Danish shipping company TORM is turning to scrubbers in an effort to prepare for the upcoming 2020 sulfur cap.
Namely, the company said that it has “decided to install scrubbers on 14 of our vessels to prepare for the expected consequences of the IMO sulfur emission directive.”
The vessels in question include all units currently on order and the three LR2 vessels that were delivered earlier in 2018. These vessels have a scrubber-prepared design and there are no changes to the delivery schedule.
As of today, TORM’s scrubber program covers four LR2s, two LR1s and eight MRs.
The company unveiled the plans as part of its second quarter 2018 financial report. EBITDA for the period was USD 29.4 million, compared to USD 35.7 million reported in the same quarter a year earlier. The loss before tax amounted to USD 8.6 million, against a loss of USD 1.5 million seen in the second quarter of 2017.
“Despite healthy end-user consumption, the product tanker market remained under pressure in the second quarter of 2018. Nevertheless, I am pleased to see TORM outperformed commercially when comparing to relevant benchmarks and peers,” Jacob Meldgaard, Executive Director, said.

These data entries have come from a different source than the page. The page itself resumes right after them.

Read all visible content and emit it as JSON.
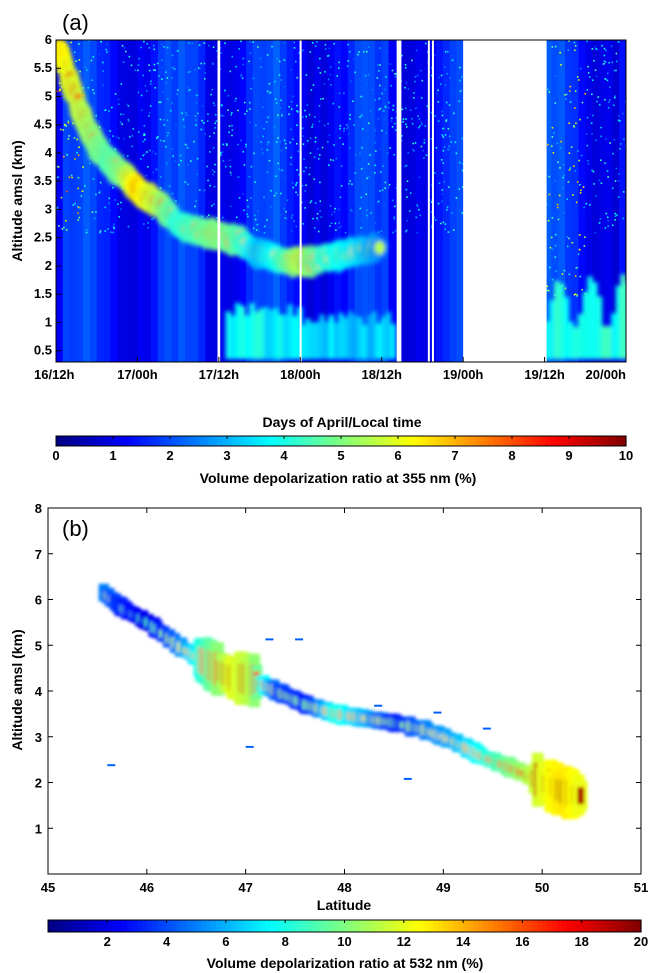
{
  "chart_data": [
    {
      "panel_label": "(a)",
      "type": "heatmap",
      "xlabel": "Days of April/Local time",
      "ylabel": "Altitude amsl (km)",
      "x_ticks": [
        "16/12h",
        "17/00h",
        "17/12h",
        "18/00h",
        "18/12h",
        "19/00h",
        "19/12h",
        "20/00h"
      ],
      "x_tick_hours": [
        0,
        12,
        24,
        36,
        48,
        60,
        72,
        84
      ],
      "ylim": [
        0.3,
        6
      ],
      "y_ticks": [
        0.5,
        1,
        1.5,
        2,
        2.5,
        3,
        3.5,
        4,
        4.5,
        5,
        5.5,
        6
      ],
      "colorbar": {
        "label": "Volume depolarization ratio at 355 nm (%)",
        "min": 0,
        "max": 10,
        "ticks": [
          0,
          1,
          2,
          3,
          4,
          5,
          6,
          7,
          8,
          9,
          10
        ]
      },
      "layer_track": {
        "x_hours": [
          0.5,
          2,
          4,
          6,
          8,
          10,
          12,
          15,
          18,
          21,
          24,
          27,
          30,
          33,
          36,
          40,
          44,
          48
        ],
        "y_km": [
          5.85,
          5.3,
          4.6,
          4.1,
          3.8,
          3.6,
          3.35,
          3.1,
          2.75,
          2.6,
          2.55,
          2.45,
          2.2,
          2.1,
          2.05,
          2.15,
          2.25,
          2.35
        ],
        "depol_pct": [
          9.5,
          9,
          8.5,
          8,
          7.5,
          8,
          9.5,
          8.5,
          7,
          7.5,
          8,
          7.5,
          6,
          7,
          8.5,
          7,
          6.5,
          5.5
        ]
      },
      "data_gaps_hours": [
        [
          23.8,
          24.2
        ],
        [
          35.9,
          36.2
        ],
        [
          50.2,
          50.9
        ],
        [
          54.8,
          55.0
        ],
        [
          55.4,
          55.6
        ],
        [
          60.0,
          72.3
        ]
      ]
    },
    {
      "panel_label": "(b)",
      "type": "heatmap",
      "xlabel": "Latitude",
      "ylabel": "Altitude amsl (km)",
      "xlim": [
        45,
        51
      ],
      "x_ticks": [
        45,
        46,
        47,
        48,
        49,
        50,
        51
      ],
      "ylim": [
        0,
        8
      ],
      "y_ticks": [
        1,
        2,
        3,
        4,
        5,
        6,
        7,
        8
      ],
      "colorbar": {
        "label": "Volume depolarization ratio at 532 nm (%)",
        "min": 0,
        "max": 20,
        "ticks": [
          2,
          4,
          6,
          8,
          10,
          12,
          14,
          16,
          18,
          20
        ]
      },
      "layer_track": {
        "latitude": [
          45.55,
          45.75,
          46.0,
          46.3,
          46.6,
          46.85,
          47.05,
          47.3,
          47.6,
          47.9,
          48.2,
          48.5,
          48.8,
          49.1,
          49.4,
          49.7,
          50.0,
          50.2,
          50.4
        ],
        "altitude_km": [
          6.15,
          5.8,
          5.5,
          5.0,
          4.6,
          4.3,
          4.25,
          4.0,
          3.7,
          3.5,
          3.4,
          3.3,
          3.15,
          2.9,
          2.55,
          2.3,
          2.0,
          1.8,
          1.7
        ],
        "depol_pct": [
          12,
          10,
          9,
          12,
          16,
          19,
          18,
          11,
          10,
          15,
          13,
          10,
          12,
          13,
          15,
          17,
          19,
          20,
          19
        ]
      }
    }
  ]
}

“We have continued to take steps to further renew and optimize our fleet by taking delivery of one LR2 newbuilding in the second quarter and exercising newbuilding options for three MR vessels.
In the second quarter of 2018, TORM achieved TCE rates of USD 12,944 per day, down from USD 13,841 per day reported a year earlier. In the second quarter of 2018, product tanker freight rates started out at levels close to the levels seen in the first quarter of 2018, but the rates started to slide towards the end of the quarter.
As of 30 June 2018, 15% of the remaining total earning days in 2018 were covered at an average rate of USD 16,323 per day.